I fail to see the horror in this. It would indeed be annoying to the site owners when enabled, if it downloads new content automagically at even intervals, more so if the intervals are extremely short. Like that guy who hammered my Audrey RSS every two minutes before I denied him with a .htaccess.
I find his arguments on robots.txt compliance to be spot on, though. It it’s an automated content crawler, it should honor robots.txt. Onward:
If I showed you a program that downloaded your home page (or any random page) and then followed all the links on that page, and downloaded all of those pages and all of the images on all of those pages, and then I told you that there was a simple standard way to control such programs but that this particular program didn’t support that standard, you’d scream bloody murder. (There are such programs, and they are considered the scourge of the industry, in the same league as spambots and image leechers.)
No, I wouldn’t scream bloody murder. Nor would I if someone used a downloading thingie to download my entire site for offline reading. Heck, your average RSS aggregator fits into the description of “downloading thingie for reading offline,” though it just grabs your RSS (well, unless it’s NewsMonster) instead of sucking down the entire site with all resources (images, style sheets, the whole nine yards).
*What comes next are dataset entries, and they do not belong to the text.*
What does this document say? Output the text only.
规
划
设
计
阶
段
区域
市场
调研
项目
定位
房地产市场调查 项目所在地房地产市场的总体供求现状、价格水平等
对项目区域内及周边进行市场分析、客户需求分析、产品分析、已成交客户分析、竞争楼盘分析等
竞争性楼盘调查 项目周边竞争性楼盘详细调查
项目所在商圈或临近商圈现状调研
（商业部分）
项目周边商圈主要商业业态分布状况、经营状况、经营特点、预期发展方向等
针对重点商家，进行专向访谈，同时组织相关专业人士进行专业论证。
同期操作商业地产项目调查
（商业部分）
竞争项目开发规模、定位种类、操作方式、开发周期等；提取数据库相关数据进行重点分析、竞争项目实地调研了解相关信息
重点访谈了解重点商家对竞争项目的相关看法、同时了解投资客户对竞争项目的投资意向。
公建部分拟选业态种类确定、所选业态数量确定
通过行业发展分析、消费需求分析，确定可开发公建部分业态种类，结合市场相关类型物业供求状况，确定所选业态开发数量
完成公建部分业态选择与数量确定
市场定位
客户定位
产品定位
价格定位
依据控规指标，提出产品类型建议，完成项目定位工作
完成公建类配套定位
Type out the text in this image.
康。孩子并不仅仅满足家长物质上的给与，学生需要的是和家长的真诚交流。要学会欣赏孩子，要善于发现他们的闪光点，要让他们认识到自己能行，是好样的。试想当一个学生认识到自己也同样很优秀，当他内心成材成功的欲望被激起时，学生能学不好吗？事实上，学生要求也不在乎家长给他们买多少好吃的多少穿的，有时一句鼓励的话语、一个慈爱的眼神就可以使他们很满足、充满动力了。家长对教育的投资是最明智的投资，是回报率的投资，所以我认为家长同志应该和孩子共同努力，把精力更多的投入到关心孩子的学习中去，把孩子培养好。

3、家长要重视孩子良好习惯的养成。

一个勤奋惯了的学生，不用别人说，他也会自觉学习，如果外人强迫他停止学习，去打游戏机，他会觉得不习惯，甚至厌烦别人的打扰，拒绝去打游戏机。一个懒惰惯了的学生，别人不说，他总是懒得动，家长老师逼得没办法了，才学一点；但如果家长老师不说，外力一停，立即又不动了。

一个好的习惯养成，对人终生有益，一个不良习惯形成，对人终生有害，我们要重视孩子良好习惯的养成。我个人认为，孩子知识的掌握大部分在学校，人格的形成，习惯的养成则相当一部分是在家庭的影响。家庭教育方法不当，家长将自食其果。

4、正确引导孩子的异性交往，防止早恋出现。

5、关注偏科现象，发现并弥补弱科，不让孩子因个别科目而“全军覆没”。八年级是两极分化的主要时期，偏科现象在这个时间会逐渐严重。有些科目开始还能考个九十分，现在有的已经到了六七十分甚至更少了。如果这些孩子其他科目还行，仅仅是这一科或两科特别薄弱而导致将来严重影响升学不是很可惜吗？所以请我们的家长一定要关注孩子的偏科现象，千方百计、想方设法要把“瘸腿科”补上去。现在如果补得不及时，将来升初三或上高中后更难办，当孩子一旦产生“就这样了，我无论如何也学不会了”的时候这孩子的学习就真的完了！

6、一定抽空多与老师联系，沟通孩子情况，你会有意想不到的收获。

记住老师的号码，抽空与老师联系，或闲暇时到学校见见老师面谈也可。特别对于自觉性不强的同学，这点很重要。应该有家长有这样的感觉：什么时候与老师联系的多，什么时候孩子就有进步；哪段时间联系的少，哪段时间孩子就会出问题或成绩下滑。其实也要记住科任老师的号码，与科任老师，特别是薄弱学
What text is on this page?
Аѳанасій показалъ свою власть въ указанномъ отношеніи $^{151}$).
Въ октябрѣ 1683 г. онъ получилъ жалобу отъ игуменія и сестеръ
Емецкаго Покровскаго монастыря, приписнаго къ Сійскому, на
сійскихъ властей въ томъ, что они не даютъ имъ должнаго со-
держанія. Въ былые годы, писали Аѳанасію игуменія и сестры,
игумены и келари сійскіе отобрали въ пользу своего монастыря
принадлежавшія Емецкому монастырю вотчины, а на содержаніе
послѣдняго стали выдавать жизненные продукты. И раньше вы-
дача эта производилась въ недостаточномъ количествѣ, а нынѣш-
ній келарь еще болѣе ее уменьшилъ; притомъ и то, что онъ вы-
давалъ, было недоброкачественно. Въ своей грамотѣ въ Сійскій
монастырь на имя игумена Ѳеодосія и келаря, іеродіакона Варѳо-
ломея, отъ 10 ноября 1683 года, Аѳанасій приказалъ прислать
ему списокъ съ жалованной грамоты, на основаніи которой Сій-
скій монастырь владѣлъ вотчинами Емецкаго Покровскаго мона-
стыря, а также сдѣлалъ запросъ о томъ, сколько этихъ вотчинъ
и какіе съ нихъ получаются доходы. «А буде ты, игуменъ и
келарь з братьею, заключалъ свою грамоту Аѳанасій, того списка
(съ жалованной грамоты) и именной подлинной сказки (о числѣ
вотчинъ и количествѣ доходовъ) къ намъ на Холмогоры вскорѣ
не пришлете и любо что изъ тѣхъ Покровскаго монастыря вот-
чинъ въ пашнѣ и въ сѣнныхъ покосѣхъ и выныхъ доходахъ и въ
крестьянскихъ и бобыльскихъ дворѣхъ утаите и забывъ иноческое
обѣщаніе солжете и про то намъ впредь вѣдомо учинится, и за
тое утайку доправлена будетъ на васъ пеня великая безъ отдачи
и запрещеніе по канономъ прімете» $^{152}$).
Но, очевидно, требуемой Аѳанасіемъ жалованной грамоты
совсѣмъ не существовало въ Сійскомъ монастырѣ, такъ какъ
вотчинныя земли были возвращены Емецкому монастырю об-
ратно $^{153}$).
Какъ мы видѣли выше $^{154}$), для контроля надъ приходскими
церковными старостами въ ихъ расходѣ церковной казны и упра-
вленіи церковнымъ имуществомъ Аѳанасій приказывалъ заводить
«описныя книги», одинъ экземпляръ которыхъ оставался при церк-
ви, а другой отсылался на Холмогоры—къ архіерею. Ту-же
While the latter may be a bandwidth hit, I don’t see a problem with it. The only difference between this and reading the entire site with a browser is that the former is much quicker, but it uses exactly the same amount of your bandwidth.
Personally, I see this as a completely unnecessary feature in NewsMonster. When I read my daily dose of RSS items, I skip a large chunk of them after skimming though the headlines. Automatic caching of the permalink would be a complete waste if I never read it. And I like to read my stuff in Straw with just black text on white background without whatever layout the site owner decided I should look at.